Surviving the soft headed days
Remembering the lifeboat that is planning on days when you aren't feeling so great.
I have what I call “soft headed days”.
These are the days where it feels harder than others to connect with what I want to do.
Usually, soft headed days are defined by:
Wanting to write or create something but not being sure what that something is
A drop in confidence in any (and all) of my ideas
Getting stuck on the flypaper of outcome
A deeper loss of sense of self as a creative, writer, coach, or freelancer
Soft headed days are triggered by:
A return to work after a break (or even a weekend)
Feeling excluded or unwanted or rejected
Increased sense of isolation (i.e. too much time without other people)

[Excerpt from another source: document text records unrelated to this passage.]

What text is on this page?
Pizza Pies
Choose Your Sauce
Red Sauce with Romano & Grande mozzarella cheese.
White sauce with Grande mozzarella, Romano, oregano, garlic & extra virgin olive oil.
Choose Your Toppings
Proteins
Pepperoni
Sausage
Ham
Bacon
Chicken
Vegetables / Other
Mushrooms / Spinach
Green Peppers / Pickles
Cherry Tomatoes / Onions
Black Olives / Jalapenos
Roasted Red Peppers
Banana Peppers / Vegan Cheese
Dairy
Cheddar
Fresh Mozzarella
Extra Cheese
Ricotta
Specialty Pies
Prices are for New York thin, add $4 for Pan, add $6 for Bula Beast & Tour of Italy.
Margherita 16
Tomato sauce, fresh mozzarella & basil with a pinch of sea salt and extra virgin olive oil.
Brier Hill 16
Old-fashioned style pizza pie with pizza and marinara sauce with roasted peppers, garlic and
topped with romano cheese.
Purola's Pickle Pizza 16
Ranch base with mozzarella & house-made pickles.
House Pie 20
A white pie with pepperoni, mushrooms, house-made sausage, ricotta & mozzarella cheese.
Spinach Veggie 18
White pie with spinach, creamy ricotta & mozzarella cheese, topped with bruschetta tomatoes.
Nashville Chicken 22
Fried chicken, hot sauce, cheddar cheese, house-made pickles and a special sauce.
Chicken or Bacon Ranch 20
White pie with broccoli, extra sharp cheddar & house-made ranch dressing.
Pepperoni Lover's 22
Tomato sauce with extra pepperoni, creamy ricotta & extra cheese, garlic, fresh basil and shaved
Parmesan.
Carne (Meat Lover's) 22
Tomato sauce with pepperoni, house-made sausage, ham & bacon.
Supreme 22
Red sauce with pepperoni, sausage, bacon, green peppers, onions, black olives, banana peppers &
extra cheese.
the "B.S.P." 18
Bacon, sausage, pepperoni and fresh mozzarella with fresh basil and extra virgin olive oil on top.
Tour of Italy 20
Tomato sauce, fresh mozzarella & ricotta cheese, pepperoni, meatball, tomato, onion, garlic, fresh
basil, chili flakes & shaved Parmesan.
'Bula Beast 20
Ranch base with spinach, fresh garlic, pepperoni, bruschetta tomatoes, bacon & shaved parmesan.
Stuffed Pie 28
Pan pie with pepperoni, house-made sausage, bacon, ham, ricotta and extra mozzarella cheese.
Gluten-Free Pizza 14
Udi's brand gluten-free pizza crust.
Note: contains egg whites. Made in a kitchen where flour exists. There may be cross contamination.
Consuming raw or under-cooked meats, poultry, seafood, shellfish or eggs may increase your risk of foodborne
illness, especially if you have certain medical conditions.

Feeling my difference too much - whether that’s in approach or identity-wise
Worrying too much about money
Attempting to do something that looks good on paper but something I don’t truly care about creating
Seeing myself in other people’s mockery
Listening to people who don’t value me
Zooming out so far, I can hear my personal doomsday clock ticking via my own internalised ageism, ableism, and pressure to leave a mark
On soft headed days, I get in my own way by:
Ignoring the TO DO list and trying to out-create myself
A flitting from one idea to the next with a failure to connect
Seeking out harmful things as a priority - e.g. searching for the nasty internet comments, going to unsafe places, trying to get the wrong people to like me
Blaming myself for not being able to play the game, engage with capitalism effectively, or use the time I have to create some blockbuster idea that puts me on easy street
Ignoring pretty much every version of self-care available
Avoiding the work, the people, the feelings
Pinning myself to the desk and goading the work out of me - “you feel shit anyway, may as well get the shit things done!”
No wonder it ends up hurting me.
Image: rope swing in a big tree by a lake.
When work equals bad, some self-punishment is permissible
I always thought that the soft headed days were the darker seasons within the creative cycle. I punish myself, shed another layer of skin, and then grow some cool crap out of the corpse of the previous day once I get my head back on straight. Mmmmm idea composting, yummy!
Knowing this, I gave myself a leave pass. Give a bad day (or week) to the Gods and let the flowers grow later. The price of doing business means recognising that I can’t be up all the time and it is OK to be un-OK on occasion. Swings and roundabouts, and all that!
But the honest answer is when the soft head feeling comes up, I add to it. I batter and bruise that tenderness with a form of benign and/or covert neglect.
I feel the sensation, blame myself and try to outrun it. I run right off the plan the stronger version of me put together. This further compounds the sensations and sets me up to continue to do more and more things that affirms the pain until it becomes akin to an act of self-sabotage.
It’s a boring little story that I put on repeat subconsciously and unconsciously.
I know who I am, what I want to do, and why I feel compelled to do it. But I am often derailed by how very little interest I have in doing business in the same way as the social media social pages say I should. I am a puppy chasing her own tail as I bite into and then let go of what doesn’t feel right, only to start chasing again.
Only, I am not a puppy anymore. More like an ailing old dog. One that knows their own mind but gets confused by her surroundings and a little overwhelmed by it all.
I know I can’t be the only person who does this. Watching the other freelancers and, despite not wanting anything the other freelancer is doing or their life, looks back at my own tasks and wonder why what I set ourselves isn’t as shiny.
This is the trap of melancholy for the life you won’t live against the one you are.
Which is usually fine, until your head is feeling pulpy and unstraight.
What I need on a soft headed day is:
A moment to express how I feel and acknowledge it
Humour and the chance not to take myself so seriously
People who are motivated by creativity, community, purpose, and doing good things
Enough awareness to pull back from self-sabotage
Easier ways to be kinder to me
And to view the plans in front of me as a gift, and:
Trust in the person I am on stronger days and what they plan for me
Remind myself that I designed this job and I can tweak it until the day feels better
Make the gentler, “ease into it” tasks a priority
Be a better boss to me
But most of all, I’ve come to realise that on soft headed days, I need to:
Write out the poison
Be vulnerable enough to share it
Trust the plans of Previous Me
Get the hell on with it
Related to this pretty hard Bek. These kinds of days seem to occur all to often and somewhat correlate to my experience of perimenopause. Like a hormonal magnifier of (what are usually) small, surmountable insecurities projected onto my squishy frontal lobe. Thanks for including ways out. I might try some.